On Wednesday, the requests started pouring in from relatively smaller private hospitals such as Mata Chanan Devi and Rathi hospitals. While Rathi had received a few cylinders, it had run out of stock completely on Thursday morning with hospital attendants and patients' kin all scrambling to get oxygen supply to those admitted — cylinder by cylinder. By evening on Thursday, Aakash Hospital in Dwarka, treating 233 Covid-19 patients, of which 75 per cent on full oxygen support, also reported that it had stocks left for just one hour. CEO Kausar Shah said: "Don't know how to treat or serve patients in this deplorable condition. Yesterday Delhi Police helped us get a few cylinders but they will only last for a short time. The entire team is running from pillar to post trying to arrange oxygen. Suppliers have said liquid oxygen tankers are not being allowed to pass through other states."

Meanwhile, even after the Delhi High Court had directed the Centre to ensure that 480 MT oxygen reached Delhi's hospitals by the end of Thursday, hospitals such as the Batra hospital, which was earlier in the day helped by the Delhi Police to get oxygen, also started reporting a shortage along with Sir Ganga Ram Hospital and VIMHANS.

According to sources in the Delhi government, at least six private hospitals had run out of oxygen supply by Thursday evening, of which one was the Shanti Mukund Hospital in Karkardooma, which soon stopped admitted patients after it ran out.

In a desperate plea for oxygen to be sent there, CEO Dr SK Saggar broke down while describing the situation at the hospital. "... Patients will die," he said.

He added that the hospital currently has 110 patients and that it had also started discharging patients, with many running helter-skelter looking for oxygen to keep their kin alive.

Dr Saggar added that the hospital had managed to move the Delhi High Court for supplies, but during the hearing, the court said it must contact Delhi's nodal officer Udit Rai, who was assured in court by the Centre that all 480 MT supplies will reach Delhi by Thursday night.

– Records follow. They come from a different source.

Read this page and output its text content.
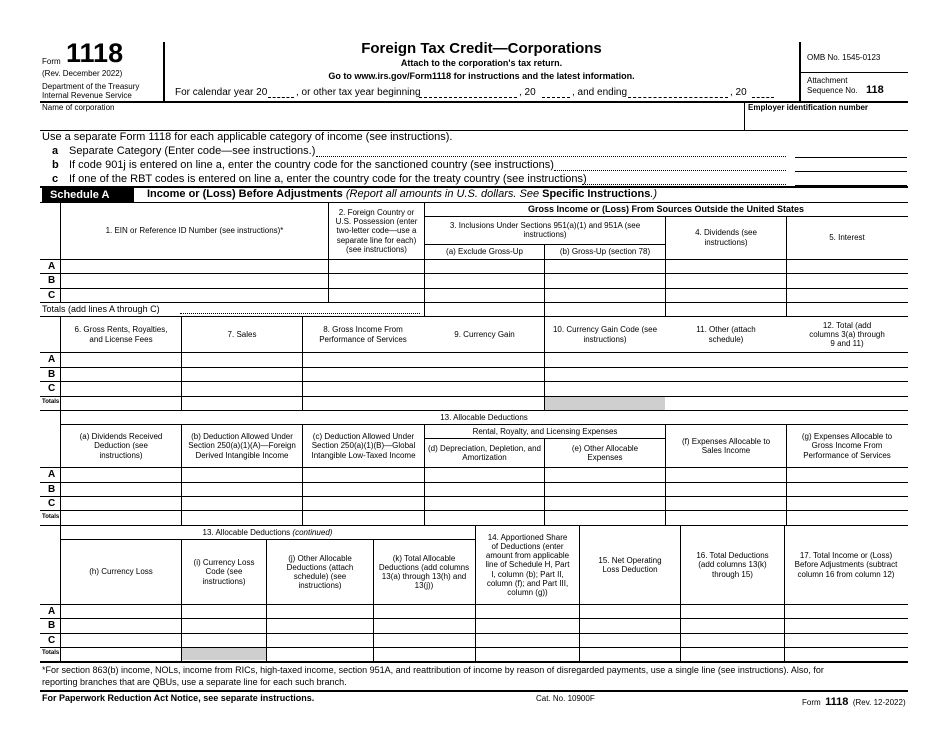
Form 1118
(Rev. December 2022)
Department of the Treasury
Internal Revenue Service
Foreign Tax Credit—Corporations
Attach to the corporation's tax return.
Go to www.irs.gov/Form1118 for instructions and the latest information.
For calendar year 20	, or other tax year beginning	, 20	, and ending	, 20
OMB No. 1545-0123
Attachment
Sequence No. 118
Name of corporation	Employer identification number
Use a separate Form 1118 for each applicable category of income (see instructions).
a Separate Category (Enter code—see instructions.)
b If code 901j is entered on line a, enter the country code for the sanctioned country (see instructions)
c If one of the RBT codes is entered on line a, enter the country code for the treaty country (see instructions)
Schedule A	Income or (Loss) Before Adjustments (Report all amounts in U.S. dollars. See Specific Instructions.)
1. EIN or Reference ID Number (see instructions)*
2. Foreign Country or U.S. Possession (enter two-letter code—use a separate line for each) (see instructions)
Gross Income or (Loss) From Sources Outside the United States
3. Inclusions Under Sections 951(a)(1) and 951A (see instructions)
(a) Exclude Gross-Up	(b) Gross-Up (section 78)
4. Dividends (see instructions)
5. Interest
A
B
C
Totals (add lines A through C)
6. Gross Rents, Royalties, and License Fees
7. Sales
8. Gross Income From Performance of Services
9. Currency Gain
10. Currency Gain Code (see instructions)
11. Other (attach schedule)
12. Total (add columns 3(a) through 9 and 11)
A
B
C
Totals
13. Allocable Deductions
Rental, Royalty, and Licensing Expenses
(a) Dividends Received Deduction (see instructions)
(b) Deduction Allowed Under Section 250(a)(1)(A)—Foreign Derived Intangible Income
(c) Deduction Allowed Under Section 250(a)(1)(B)—Global Intangible Low-Taxed Income
(d) Depreciation, Depletion, and Amortization
(e) Other Allocable Expenses
(f) Expenses Allocable to Sales Income
(g) Expenses Allocable to Gross Income From Performance of Services
A
B
C
Totals
13. Allocable Deductions
(continued)
(h) Currency Loss
(i) Currency Loss Code (see instructions)
(j) Other Allocable Deductions (attach schedule) (see instructions)
(k) Total Allocable Deductions (add columns 13(a) through 13(h) and 13(j))
14. Apportioned Share of Deductions (enter amount from applicable line of Schedule H, Part I, column (b); Part II, column (f); and Part III, column (g))
15. Net Operating Loss Deduction
16. Total Deductions (add columns 13(k) through 15)
17. Total Income or (Loss) Before Adjustments (subtract column 16 from column 12)
A
B
C
Totals
*For section 863(b) income, NOLs, income from RICs, high-taxed income, section 951A, and reattribution of income by reason of disregarded payments, use a single line (see instructions). Also, for
reporting branches that are QBUs, use a separate line for each such branch.
For Paperwork Reduction Act Notice, see separate instructions.	Cat. No. 10900F	Form 1118 (Rev. 12-2022)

Meanwhile, as Covid-19 cases continue to rise, the serious lack of oxygen has already started killing Covid suspects even before they get a chance to be examined by doctors.

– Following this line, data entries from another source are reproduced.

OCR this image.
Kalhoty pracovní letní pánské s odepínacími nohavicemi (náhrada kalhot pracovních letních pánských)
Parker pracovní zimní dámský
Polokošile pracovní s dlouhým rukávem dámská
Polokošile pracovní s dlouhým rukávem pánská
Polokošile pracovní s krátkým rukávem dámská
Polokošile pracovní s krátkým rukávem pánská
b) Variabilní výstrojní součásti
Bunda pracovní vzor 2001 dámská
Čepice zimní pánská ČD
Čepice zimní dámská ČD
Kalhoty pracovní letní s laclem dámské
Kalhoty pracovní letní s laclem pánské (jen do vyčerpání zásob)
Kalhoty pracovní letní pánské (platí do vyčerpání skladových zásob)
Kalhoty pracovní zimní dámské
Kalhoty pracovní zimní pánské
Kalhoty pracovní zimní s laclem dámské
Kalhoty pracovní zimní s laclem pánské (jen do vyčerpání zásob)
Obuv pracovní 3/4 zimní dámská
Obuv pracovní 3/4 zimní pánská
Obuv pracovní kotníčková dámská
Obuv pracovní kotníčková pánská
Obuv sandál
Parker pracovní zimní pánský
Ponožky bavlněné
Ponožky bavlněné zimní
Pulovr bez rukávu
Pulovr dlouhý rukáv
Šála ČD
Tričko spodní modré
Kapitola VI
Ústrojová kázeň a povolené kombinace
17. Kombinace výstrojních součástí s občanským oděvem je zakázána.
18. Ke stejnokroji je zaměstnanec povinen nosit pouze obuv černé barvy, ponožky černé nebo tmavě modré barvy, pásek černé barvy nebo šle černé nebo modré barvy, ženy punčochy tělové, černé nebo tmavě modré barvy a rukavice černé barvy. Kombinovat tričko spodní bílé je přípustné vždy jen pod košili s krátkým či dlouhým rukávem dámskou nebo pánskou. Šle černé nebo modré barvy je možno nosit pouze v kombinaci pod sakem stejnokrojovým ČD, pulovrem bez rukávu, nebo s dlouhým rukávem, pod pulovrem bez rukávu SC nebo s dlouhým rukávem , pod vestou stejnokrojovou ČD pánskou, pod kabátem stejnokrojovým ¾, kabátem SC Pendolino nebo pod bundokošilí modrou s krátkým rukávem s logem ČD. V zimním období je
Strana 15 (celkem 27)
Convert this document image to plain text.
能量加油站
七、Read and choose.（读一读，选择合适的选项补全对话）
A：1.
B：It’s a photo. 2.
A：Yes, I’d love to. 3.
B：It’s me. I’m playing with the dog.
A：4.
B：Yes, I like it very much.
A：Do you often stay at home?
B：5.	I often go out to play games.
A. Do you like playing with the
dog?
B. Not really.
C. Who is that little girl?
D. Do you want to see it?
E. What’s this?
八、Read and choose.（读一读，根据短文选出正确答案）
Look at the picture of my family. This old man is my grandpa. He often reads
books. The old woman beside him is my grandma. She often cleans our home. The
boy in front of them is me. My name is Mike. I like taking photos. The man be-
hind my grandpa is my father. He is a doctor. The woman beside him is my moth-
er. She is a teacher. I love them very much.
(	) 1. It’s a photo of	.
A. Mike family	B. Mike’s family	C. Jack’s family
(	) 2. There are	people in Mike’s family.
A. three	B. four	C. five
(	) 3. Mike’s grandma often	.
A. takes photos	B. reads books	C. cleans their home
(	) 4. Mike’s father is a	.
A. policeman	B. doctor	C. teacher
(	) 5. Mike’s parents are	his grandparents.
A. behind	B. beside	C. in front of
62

In Gujarat, the official figure of COVID-19 deaths hover around 6,000 but reports in the local media put the number at more than double.

That beds in all government hospitals in the state are full was admitted by Deputy Chief Minister Nitin Patel who also holds the portfolio of the Health department.

Gujarat added 13,105 new cases, its highest one-day rise so far, in the last 24 hours, health officials said on Thursday evening. It took the state's caseload to 4,53,836. As many as 137 patients, also the highest so far, succumbed to the infection in the last 24 hours, taking the death toll to 5,877.

Over a dozen new crematoriums set up in Gujarat in the wake of the second wave are operating round-the-clock as the death toll mounts.

The oxygen crisis in Lucknow is now literally leaving Covid patients gasping for breath. Despite assurances from the state government, there is an acute shortage of oxygen cylinders in the state capital. A record single-day spike of 34,379 COVID-19 cases and 195 fatalities pushed Uttar Pradesh's infection tally to 9,76,765 and the death toll due to the disease to 10,541.

Even after being sick, people in Bengaluru have to stay put in long queues for their Covid-19 testing. Reports suggest that people in the city are being asked to return home and come back to the testing sites after a while. There are hardly any staffers available for home collection.

As healthcare facilities across the country struggle to meet the medical oxygen demand, Maharashtra's largest government-run Sassoon General Hospital has decided to commission its own oxygen generating plant.

The state on Thursday reported 67,013 new Coronavirus cases, slightly less than the day before, taking its case tally to 40,94,840. As many as 568 patients succumbed to the infection, taking the toll to 62,479, said a health department official.